站在原地许久,才无声顶了下牙根,裴卿言不出意外,近两天就会被强制送去那边了。
恐怕……要遭受不少苦难。
他皱着眉,低头闭了闭眼,还是转身上了车。
直接去了裴卿言拘留的地方。
他过去的时候,这边似乎也收到了消息。
他找到裴卿言,裴卿言显然经过拘留心情和状态出奇的差,一看到裴叙白过来,自然而然认为裴叙白是接她出去的,她起身,情绪很差:“接我出去的?我受够了这种地方,床都睡不了,吃得差,我几乎一晚上没睡着。”
裴叙白没说话。
裴卿言才皱眉:“你这是什么表情?事情解决了吧?”
裴叙白眼神凝视她的脸,几乎与以前那个明媚的人对不上号,他缓缓扯着嘴角:“你出不来了。”
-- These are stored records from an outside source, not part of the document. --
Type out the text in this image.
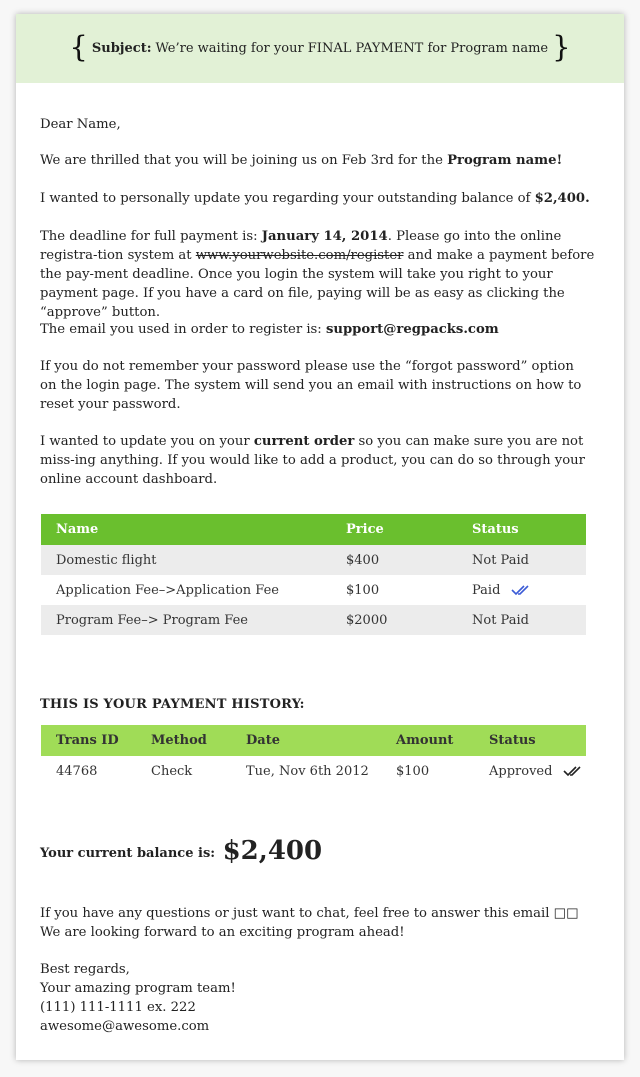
{ Subject: We’re waiting for your FINAL PAYMENT for Program name }

Dear Name,

We are thrilled that you will be joining us on Feb 3rd for the Program name!

I wanted to personally update you regarding your outstanding balance of $2,400.

The deadline for full payment is: January 14, 2014. Please go into the online registra-tion system at www.yourwebsite.com/register and make a payment before the pay-ment deadline. Once you login the system will take you right to your payment page. If you have a card on file, paying will be as easy as clicking the “approve” button.

The email you used in order to register is: support@regpacks.com

If you do not remember your password please use the “forgot password” option on the login page. The system will send you an email with instructions on how to reset your password.

I wanted to update you on your current order so you can make sure you are not miss-ing anything. If you would like to add a product, you can do so through your online account dashboard.

Name	Price	Status
Domestic flight	$400	Not Paid
Application Fee–>Application Fee	$100	Paid
Program Fee–> Program Fee	$2000	Not Paid
THIS IS YOUR PAYMENT HISTORY:
Trans ID	Method	Date	Amount	Status
44768	Check	Tue, Nov 6th 2012	$100	Approved
Your current balance is: $2,400

If you have any questions or just want to chat, feel free to answer this email □□
We are looking forward to an exciting program ahead!

Best regards,
Your amazing program team!
(111) 111-1111 ex. 222
awesome@awesome.com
裴卿言表情微变,随后抓紧眼前的铁栏:“什么意思?这不就是一桩小事?就算陆谨川想针对我,也只是拘留而已,你这边,爸爸这边开个口,我不就能提前出去吗?”
“他要送你去强制戒了,在里面呆三年。”
话音落下。
裴卿言面色僵住。
随后一点点褪去血色,最终换上愠怒和不可置信:“怎么可能!他凭什么这么要求?!”
想到那种暗无边际的三年,她呼吸都凌乱了,眼神都变得惶恐。
更多的则是一种愤怒,从小到大,还从未有人敢这么对待过她!
“爸同意的,没有回旋的余地了,裴卿言,三年过后,他不允许你再回京。”
残酷的现实一茬接一茬。
裴卿言猛地白了脸:“我不要!放我出去!你不是很在意我吗?为什么不想办法?”